Industry News

Flexible circuits: Manufacturable by 3D printing

2022.12.17

According to a recent report on the official website of the German Electron Synchrotron Institute (DESY), the institution and the University of Hamburg have developed a process suitable for 3D printing technology, which can be used to manufacture transparent and mechanically flexible electronic circuits.

 

Background

Flexible electronics is a very popular emerging technology in recent years. Different from the rigid and dull impression that traditional electronic devices give us, flexible electronic products can work normally under a certain range of deformation (bending, folding, twisting, compression or stretching).

 

 


At present, flexible electronics has become one of the research hotspots in interdisciplinary fields, covering organic electronics, plastic electronics, bioelectronics, nanoelectronics, printed electronics and other fields, and its products include RFID, flexible display, OLED display And lighting, flexible sensors, flexible photovoltaics, flexible logic and storage devices, flexible batteries, wearable devices, electronic skin, etc.

 

 

Innovation

Recently, the cooperation between the University of Hamburg and the German Electron Synchrotron Institute (DESY) has developed a process suitable for 3D printing technology, which can be used to manufacture transparent and mechanically flexible electronic circuits. These electronic devices consist of networks of silver nanowires that can be printed in suspension and embedded in various flexible and transparent plastics (polymers).

This technology could open up new applications such as printing light-emitting diodes, solar Batteries or tools with integrated circuits. The researchers are currently demonstrating the potential of their process to make flexible capacitors, among other products.

 

Technology

Michael Rübhausen from the Center for Free-Electron Laser Science (CFEL), a joint venture between DESY, the University of Hamburg and the Max Planck Society, said: Applied Design 3D Printable Polymers. With our new approach, we want to integrate electronics into existing building blocks and improve the volume and weight of the components.”

The professor of physics at the University of Hamburg led the project together with DESY researcher Stephan Roth, professor at the KTH Royal Institute of Technology in Stockholm. Using bright light from the DESY research light source PETRA III and other measurement methods, the team precisely analyzed the properties of the nanowires in the polymer.
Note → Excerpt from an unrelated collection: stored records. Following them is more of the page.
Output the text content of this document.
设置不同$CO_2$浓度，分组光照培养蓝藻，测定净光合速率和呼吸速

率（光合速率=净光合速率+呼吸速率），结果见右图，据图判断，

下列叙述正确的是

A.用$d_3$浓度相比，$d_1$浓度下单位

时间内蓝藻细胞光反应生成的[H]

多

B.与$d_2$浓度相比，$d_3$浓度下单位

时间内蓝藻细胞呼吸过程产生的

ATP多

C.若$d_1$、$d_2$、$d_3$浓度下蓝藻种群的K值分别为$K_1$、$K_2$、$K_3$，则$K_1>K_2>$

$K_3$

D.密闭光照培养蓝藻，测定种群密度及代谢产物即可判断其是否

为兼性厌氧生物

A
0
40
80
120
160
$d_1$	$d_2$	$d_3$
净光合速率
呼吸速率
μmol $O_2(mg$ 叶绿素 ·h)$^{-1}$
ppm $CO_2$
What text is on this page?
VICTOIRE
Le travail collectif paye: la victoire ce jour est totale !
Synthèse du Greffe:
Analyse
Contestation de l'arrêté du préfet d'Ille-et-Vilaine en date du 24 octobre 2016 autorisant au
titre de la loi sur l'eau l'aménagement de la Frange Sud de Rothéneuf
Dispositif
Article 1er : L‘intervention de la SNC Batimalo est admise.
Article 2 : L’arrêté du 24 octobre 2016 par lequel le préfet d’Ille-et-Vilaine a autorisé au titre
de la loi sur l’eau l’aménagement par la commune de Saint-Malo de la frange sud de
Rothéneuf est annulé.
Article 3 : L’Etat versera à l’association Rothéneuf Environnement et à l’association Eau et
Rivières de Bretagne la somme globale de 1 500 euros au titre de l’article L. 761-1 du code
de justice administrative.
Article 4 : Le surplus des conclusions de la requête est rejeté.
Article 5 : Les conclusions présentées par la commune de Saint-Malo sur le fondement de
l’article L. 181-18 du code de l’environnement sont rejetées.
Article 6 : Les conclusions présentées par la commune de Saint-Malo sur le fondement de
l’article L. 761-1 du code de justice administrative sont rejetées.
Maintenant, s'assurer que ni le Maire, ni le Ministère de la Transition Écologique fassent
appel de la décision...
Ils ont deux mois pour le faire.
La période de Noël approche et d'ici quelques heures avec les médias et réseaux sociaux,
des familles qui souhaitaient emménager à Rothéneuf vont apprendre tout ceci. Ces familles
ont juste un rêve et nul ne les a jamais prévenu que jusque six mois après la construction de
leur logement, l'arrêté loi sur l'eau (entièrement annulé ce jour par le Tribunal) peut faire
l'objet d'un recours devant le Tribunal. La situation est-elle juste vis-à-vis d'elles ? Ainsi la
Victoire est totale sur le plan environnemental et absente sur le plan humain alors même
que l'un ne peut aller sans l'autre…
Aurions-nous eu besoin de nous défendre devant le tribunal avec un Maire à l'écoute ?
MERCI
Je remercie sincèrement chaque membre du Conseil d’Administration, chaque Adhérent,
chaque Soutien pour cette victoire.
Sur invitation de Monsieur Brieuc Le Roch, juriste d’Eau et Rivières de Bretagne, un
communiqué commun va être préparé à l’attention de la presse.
"At the heart of this technology are silver nanowires, which form a conductive network," Gehler explained. Typically, the silver wires are tens of nanometers thick and 10 to 20 micrometers long. Detailed X-ray analysis revealed that the structure of the nanowires in the polymer did not change, but the conductivity of the mesh was boosted by extrusion of the polymer, which shrank during curing.

The silver nanowires are applied in suspension on the substrate and dried. Ross, head of measuring station P03 at the DESY X-ray light source PETRA III (where the X-ray research takes place), explains: "Due to cost factors, the goal is to achieve the highest conductivity with as few nanowires as possible. This will also improve the performance of the material. In this way, layer by layer, they create conductive paths or surfaces.” A flexible polymer is applied to the conductive traces, which are then covered with conductive traces and contacts. Depending on the geometry and the materials used, various conductive elements can be printed in this way.

In this paper, the researchers fabricated a flexible capacitor. "In the laboratory, we carry out the individual work steps in the layering process, but in practice they are then completely transferred to the 3D printer," explains Lübhausen. "However, traditional 3D printing techniques It is usually optimized for individual printing inks. For this, it is also necessary to further develop conventional 3D printing techniques. In inkjet-based processes, the printing nozzles are blocked by nanostructures.”